The helper plot_ts() produces an interactive dygraph so we can inspect the raw values.

plot_ts(week_amsterdam, ylab = "kW", legend_show = "always",
        title = "Quarter-hour readings (Europe/Amsterdam)")

Change the time resolution

To produce hourly averages we call change_timeseries_resolution() with the desired resolution (in minutes) and the aggregation method.
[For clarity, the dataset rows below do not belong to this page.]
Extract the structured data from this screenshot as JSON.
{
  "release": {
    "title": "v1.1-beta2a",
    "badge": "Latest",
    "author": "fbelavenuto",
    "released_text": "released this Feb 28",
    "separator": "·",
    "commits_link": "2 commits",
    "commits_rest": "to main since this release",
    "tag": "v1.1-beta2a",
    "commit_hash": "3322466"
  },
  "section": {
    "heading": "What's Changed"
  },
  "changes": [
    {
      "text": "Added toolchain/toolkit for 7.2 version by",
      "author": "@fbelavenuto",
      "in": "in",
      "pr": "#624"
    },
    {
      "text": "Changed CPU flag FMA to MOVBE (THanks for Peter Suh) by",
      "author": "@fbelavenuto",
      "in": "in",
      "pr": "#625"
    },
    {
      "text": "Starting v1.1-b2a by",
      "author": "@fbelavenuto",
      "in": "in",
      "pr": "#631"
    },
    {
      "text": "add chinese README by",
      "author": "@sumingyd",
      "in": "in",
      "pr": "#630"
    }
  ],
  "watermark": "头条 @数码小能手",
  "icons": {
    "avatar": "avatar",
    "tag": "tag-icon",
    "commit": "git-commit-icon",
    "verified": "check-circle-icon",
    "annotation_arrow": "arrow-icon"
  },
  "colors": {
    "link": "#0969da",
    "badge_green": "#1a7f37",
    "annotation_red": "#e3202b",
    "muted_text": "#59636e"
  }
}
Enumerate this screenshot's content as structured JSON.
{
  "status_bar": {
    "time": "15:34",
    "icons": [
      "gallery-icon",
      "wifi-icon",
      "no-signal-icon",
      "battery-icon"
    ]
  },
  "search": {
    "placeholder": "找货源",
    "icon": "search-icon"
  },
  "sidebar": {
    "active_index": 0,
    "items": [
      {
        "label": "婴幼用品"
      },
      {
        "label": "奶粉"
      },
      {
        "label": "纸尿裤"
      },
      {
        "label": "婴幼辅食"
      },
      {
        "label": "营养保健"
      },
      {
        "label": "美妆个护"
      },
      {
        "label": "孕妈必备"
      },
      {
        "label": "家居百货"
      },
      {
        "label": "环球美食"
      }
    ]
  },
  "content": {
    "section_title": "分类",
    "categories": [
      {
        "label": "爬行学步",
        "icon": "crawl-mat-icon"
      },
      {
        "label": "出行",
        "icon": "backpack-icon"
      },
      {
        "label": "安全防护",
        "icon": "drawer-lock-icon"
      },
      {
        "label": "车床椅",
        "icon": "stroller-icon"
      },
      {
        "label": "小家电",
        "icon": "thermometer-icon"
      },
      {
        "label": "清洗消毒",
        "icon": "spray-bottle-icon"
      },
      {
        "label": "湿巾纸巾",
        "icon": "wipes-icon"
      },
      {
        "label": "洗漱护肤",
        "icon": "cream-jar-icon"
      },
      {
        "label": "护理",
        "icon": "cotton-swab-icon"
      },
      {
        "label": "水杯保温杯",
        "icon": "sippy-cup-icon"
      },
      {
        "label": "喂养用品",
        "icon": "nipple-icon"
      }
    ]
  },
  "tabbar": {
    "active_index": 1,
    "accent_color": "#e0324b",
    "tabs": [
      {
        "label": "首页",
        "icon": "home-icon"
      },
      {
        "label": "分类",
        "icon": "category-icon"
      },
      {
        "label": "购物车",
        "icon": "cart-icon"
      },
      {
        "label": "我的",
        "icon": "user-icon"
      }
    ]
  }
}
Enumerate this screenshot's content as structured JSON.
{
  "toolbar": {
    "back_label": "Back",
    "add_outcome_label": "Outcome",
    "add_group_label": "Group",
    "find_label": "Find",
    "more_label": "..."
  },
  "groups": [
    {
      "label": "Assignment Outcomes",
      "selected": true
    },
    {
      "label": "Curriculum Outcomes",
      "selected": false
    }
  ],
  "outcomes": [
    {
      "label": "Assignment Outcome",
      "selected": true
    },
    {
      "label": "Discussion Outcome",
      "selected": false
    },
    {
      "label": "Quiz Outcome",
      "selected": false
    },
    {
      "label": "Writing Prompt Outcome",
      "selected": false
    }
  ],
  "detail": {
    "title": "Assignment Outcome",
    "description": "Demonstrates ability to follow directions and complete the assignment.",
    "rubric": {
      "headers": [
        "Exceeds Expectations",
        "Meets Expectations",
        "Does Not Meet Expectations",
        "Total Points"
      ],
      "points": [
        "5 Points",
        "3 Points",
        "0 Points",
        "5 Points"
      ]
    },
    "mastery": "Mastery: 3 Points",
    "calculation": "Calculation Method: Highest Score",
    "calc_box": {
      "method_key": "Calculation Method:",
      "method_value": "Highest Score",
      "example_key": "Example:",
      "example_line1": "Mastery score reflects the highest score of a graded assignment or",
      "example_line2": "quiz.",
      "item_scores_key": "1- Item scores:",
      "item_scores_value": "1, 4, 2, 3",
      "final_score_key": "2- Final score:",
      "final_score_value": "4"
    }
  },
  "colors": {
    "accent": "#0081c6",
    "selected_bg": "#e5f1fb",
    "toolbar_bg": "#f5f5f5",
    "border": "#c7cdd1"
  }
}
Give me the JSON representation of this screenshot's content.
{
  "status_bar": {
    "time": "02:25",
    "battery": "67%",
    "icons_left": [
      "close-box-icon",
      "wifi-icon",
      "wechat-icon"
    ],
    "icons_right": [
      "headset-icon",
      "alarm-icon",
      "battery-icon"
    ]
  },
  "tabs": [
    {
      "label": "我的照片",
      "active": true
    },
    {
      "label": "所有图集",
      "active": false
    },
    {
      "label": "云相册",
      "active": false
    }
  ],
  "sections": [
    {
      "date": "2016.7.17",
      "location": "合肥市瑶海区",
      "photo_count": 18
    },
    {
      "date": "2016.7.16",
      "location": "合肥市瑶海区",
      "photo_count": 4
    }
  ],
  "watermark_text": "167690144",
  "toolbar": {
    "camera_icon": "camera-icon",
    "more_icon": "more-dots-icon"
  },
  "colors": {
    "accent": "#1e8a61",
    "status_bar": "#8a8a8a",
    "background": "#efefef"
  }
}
The first column remains a datetime column and the numeric columns are summarised accordingly.

week_hourly <- change_timeseries_resolution(
  week_amsterdam,
  resolution = 60,
  method = "average"
)

plot_ts(week_hourly, ylab = "kW", legend_show = "always",
        title = "Hourly averages")

Convert to a different timezone

If the data should be reported in another timezone, but keeping the same date range, we can use function change_timeseries_tzone():

week_paris <- change_timeseries_tzone(week_amsterdam, tzone = "America/Los_Angeles")

tz(week_amsterdam$datetime[1])
#> [1] "Europe/Amsterdam"
tz(week_paris$datetime[1])
#> [1] "America/Los_Angeles"

plot_ts(week_paris, ylab = "kW", legend_show = "always")

Note that the data points are moved in time to reflect the new timezone, so the daily patterns shift accordingly. This is used to preserve the local time context of the data. If you want to keep the same clock times but just change the timezone label, use lubridate::force_tz() instead.

Adapt to a new date range

Finally, adapt_timeseries() lets us change both the date range and the timezone in one step. Here we request ten days of Paris time starting on 1 June 2025. The function fills any missing slots using the most recent data with the same weekday and time of day, falling back to fill_from_past() when necessary.

adapted_paris <- adapt_timeseries(
  timefully::dtf,
  start_date = as.Date("2025-06-01"),
  end_date = as.Date("2025-06-10"),
  tzone = "Europe/Paris",
  fill_gaps = TRUE
)

plot_ts(adapted_paris, ylab = "kW", legend_show = "always",
        title = "Adapted time series (1–10 June 2025)")

These building blocks can be combined with the rest of the package to prepare clean, timezone-aware time series ready for analysis or reporting.